Die Kantonale Staatsanwaltschaft für Besondere Aufgaben und die Berner Kantonspolizei kamen den Dealern nach mehrjährigen intensiven Ermittlungen und in Zusammenarbeit mit Bundesanwaltschaft und Bundeskriminalpolizei auf die Spur, wie es in der Mitteilung vom Donnerstag heisst.

Eine erste Spur ergab sich im März 2015, als Kantonspolizisten im Rahmen einer Kontrolle zwei Männer in einem Auto anhielten. Bei der Durchsuchung des Fahrzeugs wurden in einem Ersatzreifen vier Kilo Heroin gefunden. Die Ermittlungen zeigten, dass die beiden Männer die Drogen von Holland in die Schweiz transportiert hatten - und dies nicht zum ersten Mal.

Auch Dealer in Amsterdam verhaftet

Parallel ermittelten die Fahnder des Bundes gemeinsam mit mehreren Westschweizer Kantonen gegen ein Netzwerk, das von Holland operierte und für die Kokainlieferungen Transporteure einsetzten. Diese brachten die Drogen in Fahrzeugen oder als Bodypacker in Depots in der Westschweiz.

Im Juni 2015 konnte in Basel ein weiterer Mann angehalten werden, der verdächtigt wird, Kokainkuriere empfangen respektive als Grossdealer das dortige Depot geführt zu haben.

Kurz darauf gelang es der Bundeskriminalpolizei, in Amsterdam weitere mutmassliche Dealer anzuhalten und Kokain sicherzustellen. Einer der Verhafteten wurde an den Kanton Bern ausgeliefert. Er wird verdächtigt, die Kokaintransporte in den Kanton Bern von Holland aus geleitet und überwacht zu haben.

Schliesslich wurde im Frühjahr 2016 ein weiterer Mann erneut in Untersuchungshaft genommen, nachdem er wegen eines anderen Strafverfahrens eine Gefängnisstrafe abgesessen hatte.

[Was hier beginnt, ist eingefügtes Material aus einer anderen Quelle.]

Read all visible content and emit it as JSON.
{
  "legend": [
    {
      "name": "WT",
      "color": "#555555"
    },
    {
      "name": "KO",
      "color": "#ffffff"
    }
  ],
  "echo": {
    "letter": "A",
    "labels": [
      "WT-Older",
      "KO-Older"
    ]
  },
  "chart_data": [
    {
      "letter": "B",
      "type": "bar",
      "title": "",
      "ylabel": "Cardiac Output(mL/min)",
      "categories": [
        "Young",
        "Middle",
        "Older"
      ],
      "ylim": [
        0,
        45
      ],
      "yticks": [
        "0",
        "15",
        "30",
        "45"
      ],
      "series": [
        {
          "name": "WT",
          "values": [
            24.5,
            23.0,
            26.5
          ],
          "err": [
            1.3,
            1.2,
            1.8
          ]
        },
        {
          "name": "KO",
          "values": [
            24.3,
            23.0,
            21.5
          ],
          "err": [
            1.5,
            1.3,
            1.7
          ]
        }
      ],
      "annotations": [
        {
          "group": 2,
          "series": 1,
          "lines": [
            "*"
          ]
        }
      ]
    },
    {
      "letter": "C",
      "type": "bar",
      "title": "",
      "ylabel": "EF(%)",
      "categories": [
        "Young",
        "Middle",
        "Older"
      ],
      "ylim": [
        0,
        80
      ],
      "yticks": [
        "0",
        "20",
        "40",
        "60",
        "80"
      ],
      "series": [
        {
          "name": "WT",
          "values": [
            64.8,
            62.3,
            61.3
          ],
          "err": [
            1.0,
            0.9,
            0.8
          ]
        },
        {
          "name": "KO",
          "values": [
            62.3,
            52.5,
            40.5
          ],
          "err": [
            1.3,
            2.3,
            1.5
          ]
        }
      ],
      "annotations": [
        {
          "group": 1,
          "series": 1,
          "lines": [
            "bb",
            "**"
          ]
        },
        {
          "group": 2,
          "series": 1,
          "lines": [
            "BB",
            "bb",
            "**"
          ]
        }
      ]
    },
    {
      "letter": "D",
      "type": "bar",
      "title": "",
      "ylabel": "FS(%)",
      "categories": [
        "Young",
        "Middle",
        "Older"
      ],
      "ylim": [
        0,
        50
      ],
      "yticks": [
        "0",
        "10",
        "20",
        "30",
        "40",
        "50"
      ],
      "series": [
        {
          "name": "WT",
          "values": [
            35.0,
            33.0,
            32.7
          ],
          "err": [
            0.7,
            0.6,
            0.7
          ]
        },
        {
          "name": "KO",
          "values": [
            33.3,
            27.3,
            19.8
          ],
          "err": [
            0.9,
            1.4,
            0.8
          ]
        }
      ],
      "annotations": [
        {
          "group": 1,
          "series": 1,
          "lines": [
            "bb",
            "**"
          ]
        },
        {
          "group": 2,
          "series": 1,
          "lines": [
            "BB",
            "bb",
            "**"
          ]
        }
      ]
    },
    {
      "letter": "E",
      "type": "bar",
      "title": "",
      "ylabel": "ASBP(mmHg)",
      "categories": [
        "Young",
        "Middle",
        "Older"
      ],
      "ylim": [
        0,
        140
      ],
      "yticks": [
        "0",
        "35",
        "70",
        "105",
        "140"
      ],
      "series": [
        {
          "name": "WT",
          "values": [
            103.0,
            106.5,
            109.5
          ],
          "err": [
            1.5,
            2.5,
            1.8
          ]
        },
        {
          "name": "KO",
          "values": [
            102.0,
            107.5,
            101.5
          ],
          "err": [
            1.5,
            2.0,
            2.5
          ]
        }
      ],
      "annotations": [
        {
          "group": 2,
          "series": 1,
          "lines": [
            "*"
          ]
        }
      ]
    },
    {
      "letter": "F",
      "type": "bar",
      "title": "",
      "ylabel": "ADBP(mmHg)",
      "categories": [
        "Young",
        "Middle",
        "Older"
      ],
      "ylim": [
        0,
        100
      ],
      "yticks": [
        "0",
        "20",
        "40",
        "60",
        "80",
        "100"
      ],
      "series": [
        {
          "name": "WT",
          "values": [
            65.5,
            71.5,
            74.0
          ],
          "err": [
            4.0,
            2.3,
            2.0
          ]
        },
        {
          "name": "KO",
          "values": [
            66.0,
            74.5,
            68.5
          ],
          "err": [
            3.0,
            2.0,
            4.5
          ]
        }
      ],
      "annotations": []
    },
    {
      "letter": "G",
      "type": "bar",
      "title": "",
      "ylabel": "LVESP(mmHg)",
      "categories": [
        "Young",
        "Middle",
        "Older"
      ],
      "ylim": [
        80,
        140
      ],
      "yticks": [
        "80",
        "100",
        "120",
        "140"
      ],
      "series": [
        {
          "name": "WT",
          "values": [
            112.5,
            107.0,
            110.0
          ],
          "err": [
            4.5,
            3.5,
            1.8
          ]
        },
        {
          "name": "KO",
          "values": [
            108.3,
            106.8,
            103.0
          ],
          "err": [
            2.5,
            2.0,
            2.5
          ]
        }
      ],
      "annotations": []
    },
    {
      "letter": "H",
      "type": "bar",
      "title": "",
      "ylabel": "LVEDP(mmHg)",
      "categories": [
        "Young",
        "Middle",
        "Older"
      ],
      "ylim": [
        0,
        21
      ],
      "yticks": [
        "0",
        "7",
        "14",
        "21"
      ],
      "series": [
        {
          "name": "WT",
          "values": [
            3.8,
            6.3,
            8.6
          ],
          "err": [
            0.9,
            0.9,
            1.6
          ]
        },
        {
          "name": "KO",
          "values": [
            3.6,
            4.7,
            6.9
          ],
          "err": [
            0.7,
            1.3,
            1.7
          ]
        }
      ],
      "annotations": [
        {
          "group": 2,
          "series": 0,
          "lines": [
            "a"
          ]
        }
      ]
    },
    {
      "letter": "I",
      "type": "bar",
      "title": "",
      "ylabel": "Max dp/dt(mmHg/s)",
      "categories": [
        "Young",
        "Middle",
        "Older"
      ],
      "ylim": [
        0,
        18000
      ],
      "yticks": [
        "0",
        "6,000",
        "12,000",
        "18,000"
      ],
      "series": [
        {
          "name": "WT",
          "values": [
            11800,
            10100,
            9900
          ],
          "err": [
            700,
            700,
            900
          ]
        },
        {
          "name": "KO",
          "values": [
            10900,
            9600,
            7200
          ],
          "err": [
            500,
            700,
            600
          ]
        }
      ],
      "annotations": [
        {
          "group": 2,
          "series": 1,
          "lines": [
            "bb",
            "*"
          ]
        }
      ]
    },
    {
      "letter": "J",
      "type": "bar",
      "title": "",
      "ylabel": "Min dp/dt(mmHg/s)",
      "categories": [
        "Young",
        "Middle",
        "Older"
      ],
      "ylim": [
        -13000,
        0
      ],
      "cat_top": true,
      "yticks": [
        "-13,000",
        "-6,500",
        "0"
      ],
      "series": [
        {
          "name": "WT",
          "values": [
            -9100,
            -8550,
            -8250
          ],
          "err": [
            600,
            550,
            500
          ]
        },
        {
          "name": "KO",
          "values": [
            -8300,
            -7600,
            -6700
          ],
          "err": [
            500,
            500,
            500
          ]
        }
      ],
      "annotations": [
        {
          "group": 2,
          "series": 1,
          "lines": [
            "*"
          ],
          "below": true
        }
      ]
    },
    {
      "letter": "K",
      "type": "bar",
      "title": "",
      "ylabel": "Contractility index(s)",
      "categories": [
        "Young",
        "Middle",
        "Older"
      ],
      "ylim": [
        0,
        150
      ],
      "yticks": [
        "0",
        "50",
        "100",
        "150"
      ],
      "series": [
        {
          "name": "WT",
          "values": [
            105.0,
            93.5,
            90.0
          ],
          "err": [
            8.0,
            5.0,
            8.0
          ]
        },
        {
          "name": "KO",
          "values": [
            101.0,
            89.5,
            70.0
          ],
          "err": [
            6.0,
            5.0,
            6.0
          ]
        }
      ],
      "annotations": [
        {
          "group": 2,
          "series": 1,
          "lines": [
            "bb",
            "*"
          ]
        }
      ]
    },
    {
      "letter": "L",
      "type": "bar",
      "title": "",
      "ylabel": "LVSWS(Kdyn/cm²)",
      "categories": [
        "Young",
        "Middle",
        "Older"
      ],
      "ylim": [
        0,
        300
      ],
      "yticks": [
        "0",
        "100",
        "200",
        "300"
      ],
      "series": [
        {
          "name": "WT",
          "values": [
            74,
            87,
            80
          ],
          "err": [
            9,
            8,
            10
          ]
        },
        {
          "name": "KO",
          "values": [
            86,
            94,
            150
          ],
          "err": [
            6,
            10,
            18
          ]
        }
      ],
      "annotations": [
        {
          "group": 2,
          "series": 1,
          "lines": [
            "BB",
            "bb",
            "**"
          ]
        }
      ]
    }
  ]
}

Fünf Nigerianer und zwei Kongolesen

Insgesamt wird den Beschuldigten vorgeworfen, in verschiedenen Rollen als Organisatoren, Transporteure und Grossverteiler am Kokainhandel beteiligt gewesen zu sein. Dabei geht es um 110 Kilo Kokaingemisch, das zwischen August 2014 und Juli 2015 von Holland in die Schweiz eingeführt wurde.

Die Drogen wurden zu Grosshändlern in Depots im Kanton Bern, im Grossraum Basel, in Vevey und in Lausanne gebracht, von wo aus sie weiterverteilt wurden.

Von den sieben Beschuldigten sind laut Polizeiangaben fünf nigerianischer und zwei kongolesischer Herkunft. Sie sind zwischen 33 und 58 Jahre alt. Die Anklage lautet unter anderem auf schwere Widerhandlungen gegen das Betäubungsmittelgesetz und Geldwäscherei.